Published online by Cambridge University Press: 05 December 2015
This chapter considers the extensive body of accounts of Norway by women in fiction and the impact of the expansion of travel upon these texts. A large number of these texts were inspired by journeys to Norway and Scandinavia, and some, such as Marie Corelli's Thelma, were to inspire tourist phenomena of their own. The main texts to which I will be referring in this chapter alongside Corelli's are: The Recluse of Norway by Anna Maria Porter (1814); Feats on the Fiord: A Tale of Norway by Harriet Martineau (1841); A Hardy Norseman by Edna Lyall (1883);and Keynotes by George Egerton (1893).
Interest in Norway both as a destination and as a setting for fiction grew through the nineteenth century. The first novel by a woman set in Norway was Anna Maria Porter's The Recluse of Norway, published in 1814. Although it was received moderately well by critics, the setting and the difficulty which some readers found with Norwegian names hampered their enjoyment, indicating the lack of familiarity with a cultural discourse pertaining to Norway at this time. After the middle of the century, there was a considerable increase in the interest in Norway as more travellers went there, more writers of fiction set novels there and more books about the region were published. Harriet Martineau's Feats on the Fiord: A Tale of Norway, first published in 1841, was reprinted during the rest of the century. The interest in reading about Norway grew to such an extent that by the end of the 1880s and the early 1890s there was a cluster of extremely popular fictional texts by women published, including Mrs Edward Kennard's Just Like a Woman (1894), Edna Lyall's A Hardy Norseman (1889) and Marie Corelli's Thelma: A Norwegian Princess (1889), which was reprinted in 56 editions.

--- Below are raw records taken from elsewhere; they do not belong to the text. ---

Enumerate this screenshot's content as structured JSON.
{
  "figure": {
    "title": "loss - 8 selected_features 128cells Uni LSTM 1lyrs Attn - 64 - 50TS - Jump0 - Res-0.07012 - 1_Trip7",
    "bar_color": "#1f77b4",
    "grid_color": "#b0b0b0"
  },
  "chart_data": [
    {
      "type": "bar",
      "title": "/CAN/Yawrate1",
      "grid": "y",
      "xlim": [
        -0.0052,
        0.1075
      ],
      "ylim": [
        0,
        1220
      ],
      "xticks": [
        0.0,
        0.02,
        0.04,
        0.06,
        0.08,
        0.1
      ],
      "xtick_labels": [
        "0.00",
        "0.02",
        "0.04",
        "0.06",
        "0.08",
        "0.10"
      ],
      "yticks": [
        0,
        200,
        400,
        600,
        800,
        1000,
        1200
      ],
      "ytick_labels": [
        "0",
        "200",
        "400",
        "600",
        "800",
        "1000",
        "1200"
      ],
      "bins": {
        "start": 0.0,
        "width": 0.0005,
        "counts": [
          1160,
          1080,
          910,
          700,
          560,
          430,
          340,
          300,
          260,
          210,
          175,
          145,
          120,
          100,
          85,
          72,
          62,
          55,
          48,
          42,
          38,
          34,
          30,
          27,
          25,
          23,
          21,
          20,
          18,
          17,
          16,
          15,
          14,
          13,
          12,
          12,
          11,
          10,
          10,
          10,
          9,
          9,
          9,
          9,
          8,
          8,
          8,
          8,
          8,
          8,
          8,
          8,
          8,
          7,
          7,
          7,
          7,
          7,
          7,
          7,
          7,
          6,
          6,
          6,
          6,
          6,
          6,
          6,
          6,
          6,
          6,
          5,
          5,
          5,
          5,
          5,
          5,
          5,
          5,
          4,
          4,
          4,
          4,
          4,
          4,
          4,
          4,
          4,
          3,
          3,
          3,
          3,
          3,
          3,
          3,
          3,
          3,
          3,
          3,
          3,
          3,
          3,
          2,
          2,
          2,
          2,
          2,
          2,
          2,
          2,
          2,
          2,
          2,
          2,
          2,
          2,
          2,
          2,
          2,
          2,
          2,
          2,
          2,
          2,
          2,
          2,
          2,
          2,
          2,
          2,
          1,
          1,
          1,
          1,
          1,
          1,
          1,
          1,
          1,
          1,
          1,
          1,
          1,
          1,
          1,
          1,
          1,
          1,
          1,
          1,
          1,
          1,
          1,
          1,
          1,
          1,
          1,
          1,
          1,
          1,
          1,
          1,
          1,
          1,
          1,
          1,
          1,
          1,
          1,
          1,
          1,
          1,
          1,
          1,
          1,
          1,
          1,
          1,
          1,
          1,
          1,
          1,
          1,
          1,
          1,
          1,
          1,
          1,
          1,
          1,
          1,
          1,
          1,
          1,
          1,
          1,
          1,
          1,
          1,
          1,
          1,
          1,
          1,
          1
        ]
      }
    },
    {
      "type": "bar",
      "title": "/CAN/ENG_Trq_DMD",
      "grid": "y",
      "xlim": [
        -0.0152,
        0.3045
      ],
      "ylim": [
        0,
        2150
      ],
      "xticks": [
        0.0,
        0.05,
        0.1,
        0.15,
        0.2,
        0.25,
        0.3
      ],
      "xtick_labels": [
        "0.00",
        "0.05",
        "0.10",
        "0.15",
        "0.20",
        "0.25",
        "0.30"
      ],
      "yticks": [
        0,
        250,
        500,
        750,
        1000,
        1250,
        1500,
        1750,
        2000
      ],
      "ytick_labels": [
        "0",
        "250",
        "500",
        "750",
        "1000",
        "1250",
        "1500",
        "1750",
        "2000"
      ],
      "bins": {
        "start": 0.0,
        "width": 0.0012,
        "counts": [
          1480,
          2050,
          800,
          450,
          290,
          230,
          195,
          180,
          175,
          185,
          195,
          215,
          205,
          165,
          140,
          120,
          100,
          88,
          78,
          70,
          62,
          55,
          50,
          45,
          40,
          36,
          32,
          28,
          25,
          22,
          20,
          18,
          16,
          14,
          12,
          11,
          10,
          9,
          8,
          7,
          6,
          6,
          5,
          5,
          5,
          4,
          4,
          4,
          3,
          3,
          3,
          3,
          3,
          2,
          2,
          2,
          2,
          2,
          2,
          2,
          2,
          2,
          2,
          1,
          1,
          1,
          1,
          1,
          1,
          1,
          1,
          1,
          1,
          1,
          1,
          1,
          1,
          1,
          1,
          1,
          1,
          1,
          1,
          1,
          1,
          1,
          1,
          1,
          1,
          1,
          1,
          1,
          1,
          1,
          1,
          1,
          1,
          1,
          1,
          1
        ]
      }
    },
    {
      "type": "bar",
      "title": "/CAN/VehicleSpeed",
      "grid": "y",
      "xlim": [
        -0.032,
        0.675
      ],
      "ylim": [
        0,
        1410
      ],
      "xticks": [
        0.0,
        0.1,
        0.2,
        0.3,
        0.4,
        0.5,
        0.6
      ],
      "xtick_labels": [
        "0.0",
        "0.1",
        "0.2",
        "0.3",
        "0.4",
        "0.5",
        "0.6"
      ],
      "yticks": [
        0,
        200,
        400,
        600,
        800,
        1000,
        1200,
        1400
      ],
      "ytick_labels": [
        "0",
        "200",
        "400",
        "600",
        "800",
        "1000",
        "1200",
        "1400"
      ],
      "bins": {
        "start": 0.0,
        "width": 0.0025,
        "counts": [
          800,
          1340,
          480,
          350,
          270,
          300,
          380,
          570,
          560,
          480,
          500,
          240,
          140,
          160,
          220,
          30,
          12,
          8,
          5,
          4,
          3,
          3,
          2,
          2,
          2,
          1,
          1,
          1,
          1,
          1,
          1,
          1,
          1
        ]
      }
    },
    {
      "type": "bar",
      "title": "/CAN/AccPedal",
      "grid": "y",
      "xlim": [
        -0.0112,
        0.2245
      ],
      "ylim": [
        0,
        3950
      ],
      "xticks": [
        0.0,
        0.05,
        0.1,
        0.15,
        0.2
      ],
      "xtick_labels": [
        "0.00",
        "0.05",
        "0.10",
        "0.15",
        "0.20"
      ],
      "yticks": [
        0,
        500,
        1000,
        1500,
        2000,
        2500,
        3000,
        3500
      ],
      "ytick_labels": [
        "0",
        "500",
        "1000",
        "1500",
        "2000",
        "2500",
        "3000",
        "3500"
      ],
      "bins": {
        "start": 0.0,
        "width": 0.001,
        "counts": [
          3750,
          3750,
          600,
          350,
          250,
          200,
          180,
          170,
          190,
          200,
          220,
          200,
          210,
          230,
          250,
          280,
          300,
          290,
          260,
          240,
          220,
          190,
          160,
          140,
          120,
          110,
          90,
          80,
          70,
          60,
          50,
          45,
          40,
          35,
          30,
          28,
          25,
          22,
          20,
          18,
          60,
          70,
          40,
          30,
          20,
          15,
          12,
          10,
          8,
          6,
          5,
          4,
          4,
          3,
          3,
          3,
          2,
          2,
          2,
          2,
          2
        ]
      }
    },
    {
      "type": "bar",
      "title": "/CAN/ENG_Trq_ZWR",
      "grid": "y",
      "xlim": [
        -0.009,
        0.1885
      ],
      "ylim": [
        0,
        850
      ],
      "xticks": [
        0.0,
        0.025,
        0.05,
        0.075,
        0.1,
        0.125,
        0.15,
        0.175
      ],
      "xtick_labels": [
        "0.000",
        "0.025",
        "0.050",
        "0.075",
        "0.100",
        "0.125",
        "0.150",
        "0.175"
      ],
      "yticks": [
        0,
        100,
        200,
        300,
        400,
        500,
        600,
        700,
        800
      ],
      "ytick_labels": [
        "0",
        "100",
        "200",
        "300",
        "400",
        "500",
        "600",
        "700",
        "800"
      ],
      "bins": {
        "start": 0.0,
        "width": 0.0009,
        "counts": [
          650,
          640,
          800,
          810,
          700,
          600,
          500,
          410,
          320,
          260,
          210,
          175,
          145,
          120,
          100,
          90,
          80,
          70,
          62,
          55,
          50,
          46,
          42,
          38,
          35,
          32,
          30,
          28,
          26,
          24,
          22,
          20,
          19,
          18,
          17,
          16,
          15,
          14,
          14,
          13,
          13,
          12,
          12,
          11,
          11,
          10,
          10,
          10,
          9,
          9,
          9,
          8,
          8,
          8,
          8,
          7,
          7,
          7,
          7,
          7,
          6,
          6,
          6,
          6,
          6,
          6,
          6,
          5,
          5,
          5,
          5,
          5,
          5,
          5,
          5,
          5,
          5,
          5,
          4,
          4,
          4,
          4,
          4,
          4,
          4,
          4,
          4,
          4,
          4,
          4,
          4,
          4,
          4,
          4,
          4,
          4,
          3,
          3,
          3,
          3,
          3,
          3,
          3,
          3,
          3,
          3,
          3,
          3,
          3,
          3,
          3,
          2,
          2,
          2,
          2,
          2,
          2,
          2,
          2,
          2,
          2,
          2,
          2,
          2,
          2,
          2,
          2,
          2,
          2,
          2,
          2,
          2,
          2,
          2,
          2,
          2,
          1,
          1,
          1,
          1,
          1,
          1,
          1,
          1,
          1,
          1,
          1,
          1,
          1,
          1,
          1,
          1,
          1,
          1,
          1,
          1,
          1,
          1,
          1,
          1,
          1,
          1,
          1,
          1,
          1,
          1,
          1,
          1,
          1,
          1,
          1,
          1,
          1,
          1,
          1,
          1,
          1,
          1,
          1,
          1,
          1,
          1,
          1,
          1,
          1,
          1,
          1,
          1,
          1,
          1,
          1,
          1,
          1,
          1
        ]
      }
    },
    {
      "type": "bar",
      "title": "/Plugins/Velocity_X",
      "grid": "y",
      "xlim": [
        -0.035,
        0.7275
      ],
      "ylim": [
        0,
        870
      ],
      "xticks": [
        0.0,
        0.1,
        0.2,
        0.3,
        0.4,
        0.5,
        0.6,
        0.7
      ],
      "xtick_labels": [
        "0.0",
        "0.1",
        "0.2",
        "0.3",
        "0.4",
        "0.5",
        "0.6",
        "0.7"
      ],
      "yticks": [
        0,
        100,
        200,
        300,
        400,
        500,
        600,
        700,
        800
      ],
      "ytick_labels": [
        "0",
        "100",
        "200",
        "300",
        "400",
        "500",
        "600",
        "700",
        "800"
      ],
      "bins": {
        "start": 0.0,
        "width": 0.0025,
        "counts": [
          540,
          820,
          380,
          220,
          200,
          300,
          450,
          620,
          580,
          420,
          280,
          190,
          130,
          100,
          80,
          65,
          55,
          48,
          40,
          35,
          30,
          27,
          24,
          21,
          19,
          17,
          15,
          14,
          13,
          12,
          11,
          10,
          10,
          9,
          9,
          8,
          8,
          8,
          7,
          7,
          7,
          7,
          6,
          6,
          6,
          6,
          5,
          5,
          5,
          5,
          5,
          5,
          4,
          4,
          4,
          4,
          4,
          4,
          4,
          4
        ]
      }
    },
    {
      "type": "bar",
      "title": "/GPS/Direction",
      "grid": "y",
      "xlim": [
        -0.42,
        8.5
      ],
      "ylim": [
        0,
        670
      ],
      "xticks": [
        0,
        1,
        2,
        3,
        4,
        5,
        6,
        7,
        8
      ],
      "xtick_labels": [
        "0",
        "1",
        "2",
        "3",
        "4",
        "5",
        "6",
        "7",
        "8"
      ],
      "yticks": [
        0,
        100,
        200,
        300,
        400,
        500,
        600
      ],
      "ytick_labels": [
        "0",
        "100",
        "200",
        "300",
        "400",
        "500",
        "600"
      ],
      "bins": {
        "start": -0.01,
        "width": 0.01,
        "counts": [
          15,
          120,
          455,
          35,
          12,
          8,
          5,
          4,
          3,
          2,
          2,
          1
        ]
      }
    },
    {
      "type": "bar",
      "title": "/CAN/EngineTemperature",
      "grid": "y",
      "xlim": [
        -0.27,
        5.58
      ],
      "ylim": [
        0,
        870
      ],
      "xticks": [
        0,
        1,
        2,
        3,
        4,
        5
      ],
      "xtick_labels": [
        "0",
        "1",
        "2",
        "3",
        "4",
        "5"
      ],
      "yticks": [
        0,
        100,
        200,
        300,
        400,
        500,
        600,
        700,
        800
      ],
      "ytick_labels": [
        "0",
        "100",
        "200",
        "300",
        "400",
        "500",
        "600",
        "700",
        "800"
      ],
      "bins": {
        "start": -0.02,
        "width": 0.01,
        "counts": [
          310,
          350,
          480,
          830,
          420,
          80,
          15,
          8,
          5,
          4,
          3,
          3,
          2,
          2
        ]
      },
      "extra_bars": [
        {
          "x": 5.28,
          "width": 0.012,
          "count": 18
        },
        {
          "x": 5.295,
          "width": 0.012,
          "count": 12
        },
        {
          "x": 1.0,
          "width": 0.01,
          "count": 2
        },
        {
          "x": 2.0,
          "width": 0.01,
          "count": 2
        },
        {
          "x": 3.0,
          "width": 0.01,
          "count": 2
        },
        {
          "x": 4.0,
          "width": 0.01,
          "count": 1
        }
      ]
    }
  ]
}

By the end of the century certain popular imaginings of Norway had been established and were rewritten in many novels by women. This chapter explores the provenance of some of the principal ways in which Norway was constructed in these nineteenth-century novels and argues that during the nineteenth century a reciprocity was evident between travel writing, fiction and poetry, which concretised and popularised certain ideas about Norway.